Sadly this is like any standard in the IT world.

Just look how long C++11 took to finish or the features that are being discussed for C++17.

Or the first C standard 1989, when the language existed since 1972. Or how many C compilers, commercial and open-source, implement C11.

Many many other examples are possible.


The issue being, of course, that a standard which is not implemented is of little use.

Last time around, a few stakeholders (mostly MS, but also Yahoo and Google) managed to railroad the proposal completely resulting in the watered down ECMAScript 5.


But this is the sort of basic functionality that shouldn't be coming in a standard nearly 20 years after the language was first released. This is especially true when other languages have had such functionality since before JavaScript was conceived. It's not like they're new concepts that post-date JavaScript's creation.


Sure, but it's not like that's a rare occurrence (behold HN's darling Go)


ECMAScript 4 had to be dropped when people realized that turning JavaScript into a JS-Java hybrid increased complexity rather than decreasing it. But the process of drafting ES4 and then disputing whether to go forward took a lot of time.

And don't forget that IE6 was Microsoft's latest and greatest for a long time, with little prospect of an upgrade. When IE progress was frozen with huge market share, the prospect of updating JS seemed like a pipe dream.


>ECMAScript 4 had to be dropped when people realized that turning JavaScript into a JS-Java hybrid increased complexity rather than decreasing it.

AS3 (which completely conforms with the ES4 draft specification) is a lot nicer to use than JavaScript (ES5.1 included). It gives you means to organize your code and your tools also have a clue what you're doing.

TypeScript is very similar.


> no need to move faster, please participating companies, take your time debating BS pedantic distinctions until the spec is finalized.

OTOH if things are rushed then you end up with underdefined oddities and weird effects of things that seemed sensible: http://wtfjs.com/page/13


I'd rather live working around some oddities than with nothing at all.

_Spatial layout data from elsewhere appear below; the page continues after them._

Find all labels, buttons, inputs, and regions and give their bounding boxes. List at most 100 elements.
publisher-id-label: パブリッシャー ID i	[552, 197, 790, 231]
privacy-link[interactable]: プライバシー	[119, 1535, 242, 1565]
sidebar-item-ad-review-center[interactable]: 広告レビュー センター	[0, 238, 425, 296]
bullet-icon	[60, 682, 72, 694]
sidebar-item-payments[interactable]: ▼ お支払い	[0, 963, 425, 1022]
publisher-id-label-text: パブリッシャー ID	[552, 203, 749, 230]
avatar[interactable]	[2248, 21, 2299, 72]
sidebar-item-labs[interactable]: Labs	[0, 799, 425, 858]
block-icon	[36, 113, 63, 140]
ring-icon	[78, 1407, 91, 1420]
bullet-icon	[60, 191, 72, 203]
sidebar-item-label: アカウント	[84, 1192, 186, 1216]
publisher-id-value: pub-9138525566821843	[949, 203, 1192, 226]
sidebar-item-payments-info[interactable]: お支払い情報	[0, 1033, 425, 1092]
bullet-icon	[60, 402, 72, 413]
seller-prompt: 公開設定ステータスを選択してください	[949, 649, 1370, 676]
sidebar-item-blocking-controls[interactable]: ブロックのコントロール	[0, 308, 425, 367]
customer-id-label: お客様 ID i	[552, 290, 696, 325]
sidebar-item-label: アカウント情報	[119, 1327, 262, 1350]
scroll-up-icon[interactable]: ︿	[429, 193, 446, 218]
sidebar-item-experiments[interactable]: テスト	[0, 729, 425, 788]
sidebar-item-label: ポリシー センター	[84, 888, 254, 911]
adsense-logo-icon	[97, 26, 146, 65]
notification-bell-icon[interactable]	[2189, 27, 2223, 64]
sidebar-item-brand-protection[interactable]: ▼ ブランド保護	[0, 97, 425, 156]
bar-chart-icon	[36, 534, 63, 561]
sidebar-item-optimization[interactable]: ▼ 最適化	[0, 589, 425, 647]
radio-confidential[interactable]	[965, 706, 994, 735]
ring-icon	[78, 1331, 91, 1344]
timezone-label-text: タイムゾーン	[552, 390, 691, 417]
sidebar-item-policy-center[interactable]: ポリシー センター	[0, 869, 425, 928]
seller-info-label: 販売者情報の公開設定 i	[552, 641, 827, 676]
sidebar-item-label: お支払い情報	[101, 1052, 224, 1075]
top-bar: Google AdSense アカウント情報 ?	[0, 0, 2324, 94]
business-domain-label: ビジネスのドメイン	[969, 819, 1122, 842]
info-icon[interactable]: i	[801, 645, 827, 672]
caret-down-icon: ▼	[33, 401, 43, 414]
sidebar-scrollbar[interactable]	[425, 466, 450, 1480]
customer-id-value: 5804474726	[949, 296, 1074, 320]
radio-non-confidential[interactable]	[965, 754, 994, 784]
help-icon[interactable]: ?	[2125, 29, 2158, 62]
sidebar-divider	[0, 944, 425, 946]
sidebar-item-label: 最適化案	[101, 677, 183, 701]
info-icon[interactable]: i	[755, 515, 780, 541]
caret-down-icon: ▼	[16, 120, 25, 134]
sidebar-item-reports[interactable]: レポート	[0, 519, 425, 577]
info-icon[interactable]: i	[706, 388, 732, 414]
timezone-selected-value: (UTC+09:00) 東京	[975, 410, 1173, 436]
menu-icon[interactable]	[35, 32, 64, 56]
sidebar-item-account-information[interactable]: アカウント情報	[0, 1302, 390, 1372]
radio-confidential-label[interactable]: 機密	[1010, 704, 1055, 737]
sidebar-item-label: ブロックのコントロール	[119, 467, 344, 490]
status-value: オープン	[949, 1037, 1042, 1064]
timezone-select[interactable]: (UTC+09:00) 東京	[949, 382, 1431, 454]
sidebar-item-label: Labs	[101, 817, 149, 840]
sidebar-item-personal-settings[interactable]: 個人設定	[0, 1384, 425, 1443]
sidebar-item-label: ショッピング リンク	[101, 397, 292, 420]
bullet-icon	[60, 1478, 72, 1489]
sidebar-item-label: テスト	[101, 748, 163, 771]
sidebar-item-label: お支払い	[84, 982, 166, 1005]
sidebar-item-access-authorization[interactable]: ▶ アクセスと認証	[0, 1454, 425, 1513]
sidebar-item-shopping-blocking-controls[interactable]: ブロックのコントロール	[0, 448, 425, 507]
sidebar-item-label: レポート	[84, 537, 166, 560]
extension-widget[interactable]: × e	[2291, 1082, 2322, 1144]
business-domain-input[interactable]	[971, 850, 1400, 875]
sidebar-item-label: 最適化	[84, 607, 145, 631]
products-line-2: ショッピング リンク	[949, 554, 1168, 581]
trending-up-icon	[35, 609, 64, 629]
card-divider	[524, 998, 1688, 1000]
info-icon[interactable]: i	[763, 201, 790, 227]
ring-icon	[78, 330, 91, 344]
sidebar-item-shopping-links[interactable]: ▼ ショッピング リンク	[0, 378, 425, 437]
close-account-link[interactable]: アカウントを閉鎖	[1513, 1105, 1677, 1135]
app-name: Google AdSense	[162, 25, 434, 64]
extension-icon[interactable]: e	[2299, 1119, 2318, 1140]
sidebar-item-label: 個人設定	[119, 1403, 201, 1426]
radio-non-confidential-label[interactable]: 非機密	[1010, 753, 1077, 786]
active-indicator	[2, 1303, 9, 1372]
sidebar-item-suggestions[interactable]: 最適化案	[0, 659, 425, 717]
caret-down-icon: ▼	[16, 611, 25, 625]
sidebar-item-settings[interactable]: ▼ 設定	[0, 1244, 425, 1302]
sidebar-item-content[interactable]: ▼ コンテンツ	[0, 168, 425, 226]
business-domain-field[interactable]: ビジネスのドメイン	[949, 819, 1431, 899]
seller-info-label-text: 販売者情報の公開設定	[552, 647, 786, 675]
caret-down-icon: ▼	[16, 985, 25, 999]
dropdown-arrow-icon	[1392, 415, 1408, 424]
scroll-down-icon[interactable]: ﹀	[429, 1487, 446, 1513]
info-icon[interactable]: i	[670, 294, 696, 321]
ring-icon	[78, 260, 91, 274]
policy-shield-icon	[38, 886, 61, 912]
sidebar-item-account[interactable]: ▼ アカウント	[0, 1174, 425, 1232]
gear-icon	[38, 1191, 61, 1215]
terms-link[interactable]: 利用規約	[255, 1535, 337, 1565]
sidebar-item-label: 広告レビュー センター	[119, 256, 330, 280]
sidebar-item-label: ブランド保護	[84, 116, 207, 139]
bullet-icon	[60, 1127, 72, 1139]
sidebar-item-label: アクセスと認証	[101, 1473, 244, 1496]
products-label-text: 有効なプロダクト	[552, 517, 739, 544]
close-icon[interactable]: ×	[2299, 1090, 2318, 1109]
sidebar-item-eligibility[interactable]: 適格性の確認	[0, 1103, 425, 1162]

But it's a false dichotomy, I'd say: nothing prevents them from being more agile and correcting any issues that is found in the spec in a dot update. A few people will have to update their code, or use some conditional code, big fucing deal.

Or they could, you know, provide a reference implementation -- e.g working with Mozilla or anyone interested.

Release it as an opt-in engine (e.g with something like "use strict") fix any issues that arise for 1-2 years, and make it a finalized standard from the on.